One song our soldiers won't be marching to


Songs have been banned before on the IDF''s radio station, Galatz.  Like HaSela Ha''Adom in the 1950s which was thought to attract youngsters to cross the border into Jordan and reach the "Red Rock", Petra, where, more enough than not, they would be murdered by either Beduin or Jordanian soldiers.  Then there was, for example, Chava Alberstein''s "Chad Gadya".


Now, there''s a new song. It is entitled, "It''s A Matter of Habit", by Yizhar Ashdot, written by his partner, Alona Kimchi.
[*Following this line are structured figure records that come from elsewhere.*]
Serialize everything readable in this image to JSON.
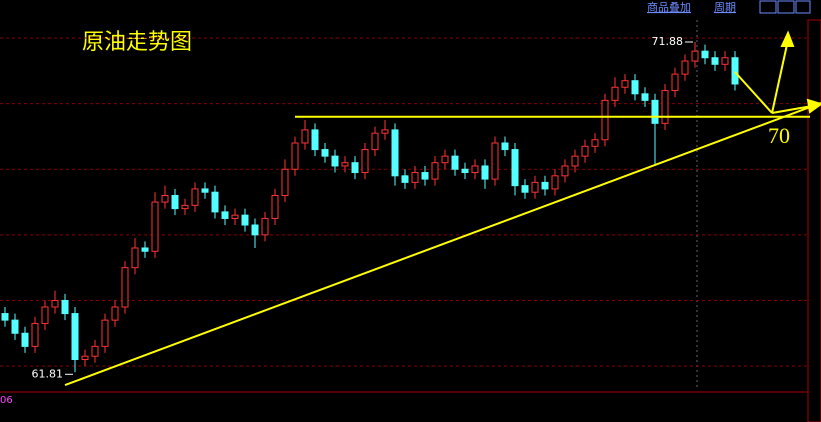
{
  "chart_data": {
    "type": "candlestick",
    "title": "原油走势图",
    "toolbar": [
      "商品叠加",
      "周期"
    ],
    "indicator_label": "06",
    "xlim": [
      -0.5,
      81.6
    ],
    "ylim": [
      61.27,
      73.16
    ],
    "gridlines": [
      62,
      64,
      66,
      68,
      70,
      72
    ],
    "up_color": "#ff3232",
    "down_color": "#54ffff",
    "open": [
      63.6,
      63.4,
      63.0,
      62.6,
      63.3,
      63.8,
      64.0,
      63.6,
      62.2,
      62.3,
      62.6,
      63.4,
      63.8,
      65.0,
      65.6,
      65.5,
      67.0,
      67.2,
      66.8,
      66.9,
      67.4,
      67.3,
      66.7,
      66.5,
      66.6,
      66.3,
      66.0,
      66.5,
      67.2,
      68.0,
      68.8,
      69.2,
      68.6,
      68.4,
      68.1,
      68.2,
      67.9,
      68.6,
      69.1,
      69.2,
      67.8,
      67.6,
      67.9,
      67.7,
      68.2,
      68.4,
      68.0,
      67.9,
      68.1,
      67.7,
      68.8,
      68.6,
      67.5,
      67.3,
      67.6,
      67.4,
      67.8,
      68.1,
      68.4,
      68.7,
      68.9,
      70.1,
      70.5,
      70.7,
      70.3,
      70.1,
      69.4,
      70.4,
      70.9,
      71.3,
      71.6,
      71.4,
      71.2,
      71.4
    ],
    "high": [
      63.8,
      63.6,
      63.2,
      63.5,
      64.0,
      64.3,
      64.2,
      63.8,
      62.5,
      62.8,
      63.6,
      64.0,
      65.2,
      65.9,
      65.8,
      67.3,
      67.5,
      67.4,
      67.1,
      67.6,
      67.6,
      67.5,
      66.9,
      66.8,
      66.8,
      66.5,
      66.7,
      67.4,
      68.3,
      69.0,
      69.5,
      69.4,
      68.8,
      68.6,
      68.4,
      68.4,
      68.8,
      69.3,
      69.5,
      69.4,
      68.0,
      68.1,
      68.1,
      68.4,
      68.6,
      68.6,
      68.2,
      68.3,
      68.3,
      69.0,
      69.0,
      68.8,
      67.7,
      67.8,
      67.8,
      68.0,
      68.3,
      68.6,
      68.9,
      69.1,
      70.3,
      70.8,
      70.9,
      70.9,
      70.5,
      70.3,
      70.6,
      71.1,
      71.5,
      71.88,
      71.8,
      71.6,
      71.6,
      71.6
    ],
    "low": [
      63.2,
      62.8,
      62.4,
      62.4,
      63.1,
      63.6,
      63.4,
      61.81,
      62.0,
      62.1,
      62.4,
      63.2,
      63.6,
      64.8,
      65.3,
      65.3,
      66.8,
      66.6,
      66.6,
      66.7,
      67.1,
      66.5,
      66.3,
      66.3,
      66.1,
      65.6,
      65.8,
      66.3,
      67.0,
      67.8,
      68.6,
      68.4,
      68.2,
      67.9,
      67.9,
      67.7,
      67.7,
      68.4,
      68.9,
      67.5,
      67.4,
      67.4,
      67.5,
      67.5,
      68.0,
      67.8,
      67.7,
      67.7,
      67.4,
      67.5,
      68.4,
      67.2,
      67.1,
      67.1,
      67.2,
      67.2,
      67.6,
      67.9,
      68.2,
      68.5,
      68.7,
      69.9,
      70.3,
      70.1,
      69.9,
      68.1,
      69.2,
      70.2,
      70.7,
      71.1,
      71.2,
      71.0,
      71.0,
      70.4
    ],
    "close": [
      63.4,
      63.0,
      62.6,
      63.3,
      63.8,
      64.0,
      63.6,
      62.2,
      62.3,
      62.6,
      63.4,
      63.8,
      65.0,
      65.6,
      65.5,
      67.0,
      67.2,
      66.8,
      66.9,
      67.4,
      67.3,
      66.7,
      66.5,
      66.6,
      66.3,
      66.0,
      66.5,
      67.2,
      68.0,
      68.8,
      69.2,
      68.6,
      68.4,
      68.1,
      68.2,
      67.9,
      68.6,
      69.1,
      69.2,
      67.8,
      67.6,
      67.9,
      67.7,
      68.2,
      68.4,
      68.0,
      67.9,
      68.1,
      67.7,
      68.8,
      68.6,
      67.5,
      67.3,
      67.6,
      67.4,
      67.8,
      68.1,
      68.4,
      68.7,
      68.9,
      70.1,
      70.5,
      70.7,
      70.3,
      70.1,
      69.4,
      70.4,
      70.9,
      71.3,
      71.6,
      71.4,
      71.2,
      71.4,
      70.6
    ],
    "lines": [
      {
        "color": "#ffff00",
        "x": [
          6,
          81.6
        ],
        "y": [
          61.42,
          70.02
        ]
      },
      {
        "color": "#ffff00",
        "x": [
          29,
          80.5
        ],
        "y": [
          69.6,
          69.6
        ]
      }
    ],
    "annotation": "70"
  }
}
And it besmirches IDF soldiers.




The official press release by the station''s commander, Yaron Dekel, was that
"due to the song''s content, it was decided that there is no place at the IDF radio station to celebrate a song that despises IDF soldiers and those who sacrificed their lives for the country''s security and who defend it"
The song''s message is it is all our fault, we are the corrupted and ignore the enemy, and, as a result, we are losing human values.
And these words caught my attention:-
They translate as
"Hey, what here is ours and what belongs to you?"
Who is he singing to?
Who is the "we" and who the "you"?
Is the Arabic-styled font intended to suggest Arabs are the "you"?
Is this a political song?
But to the point: IDF soldiers learn to defend and to do that, they must be trained in warfare and how to kill.  There is no room for pacificism here.
The IDF soldiers defend us against our enemies, those who seek to kill us, who terrorize us, who use their own children as shields and who attack almost exclusively civilians and most usually schoolchildren.  Ot kids on buses or in restaurants or movie theaters.  Or Bar-Mitzva parties.
Where I live at Shiloh, they try to kidnap women drivers who are alone in their cars at night.
They use axes and knives to kill and the killers, both Arab men and Arab women, blow themselves up even in their hatred of us.
They terrorized us before we liberated Shchem and Hevron and Shiloh in 1967.  They killed us at Tel Chai in 1920, at the Immigrants'' Hostel in Jaffa in 1921, at Tzfat and Hevron in 1929 and the Hadassah Convy in Jerusalem in 1948.  They threw a grenade into a school at Kfar Chabad in 1956.
If you think either I or Yaron Dekel is a bit harsh, here  are excerpts from the lyrics by Alona Kimchi, my translation:-
To learn to kill
is a matter of momentum
you start small and afterwards, it comes
You patrol all night
in the Casba of Shchem
Hey, what here is ours
and what is yours
At the beginning just an exercise
a rifle butt smashing on a door
Shocked children
Unnerved family
And after, the closure
This is already danger
Death lies in ambush
Behind every corner
He cocks the rifle
The arm shakes
The finger stiffens
Close on the trigger
The heart goes wild
Beating nervously
He knows next time
It''ll be easier
They are not a man or a woman
They are but objects, just a shadow
To learn to kill
Is a matter of habit
To learn to fear
Is a matter of momentum
You start small
And afterwards it comes…
We are but a small group
And they so many
A small state
Eaten by enemies
In their hearts only hate
An evil urge and darkness
To learn to fear
Is a matter of habit
To learn cruelty
Is a matter of momentum
It starts small and afterwards comes…
The cousin (the Arab) is an animal
Already used to seeing blood
He does not feel the suffering
Is not human
In field uniform and a skin rash
Exhaustion and regular action
From idiocy to evil
The path is short
Only for us, only for us
Is the Land of Israel
To learn cruelty
Is a matter of habit
...Come home, child
Come home
To learn to love
Is a matter of softness
With a careful step
In a cloud of grace
To be for just a minute
Just now, only today,
On the other side
Of that checkpoint
But our hearts are hard
And the skin so thick
Deaf and blind
In the bubble of the present
In amazement we''ll see
The falling angel
To be a caring human
Is a matter of habit…
And do not forget, the IDF''s Galatz budget comes from the taxpayers.
And a P.S.:-
In 2010, Ashdot and the members of Tislam were involved in another politically-based incident, when the band members cancelled an appearance by Israeli singer Ariel Zilber at their show simply because of his rightist views.  In August, Dekel ordered a live broadcast on Army Radio from Susya, near Hevron, to go on as scheduled despite attempts by leftist anarchists to stop it.  Prior to the broadcast, the anarchists protested outside the station’s studios in Yafo in an attempt to get the station to cancel it.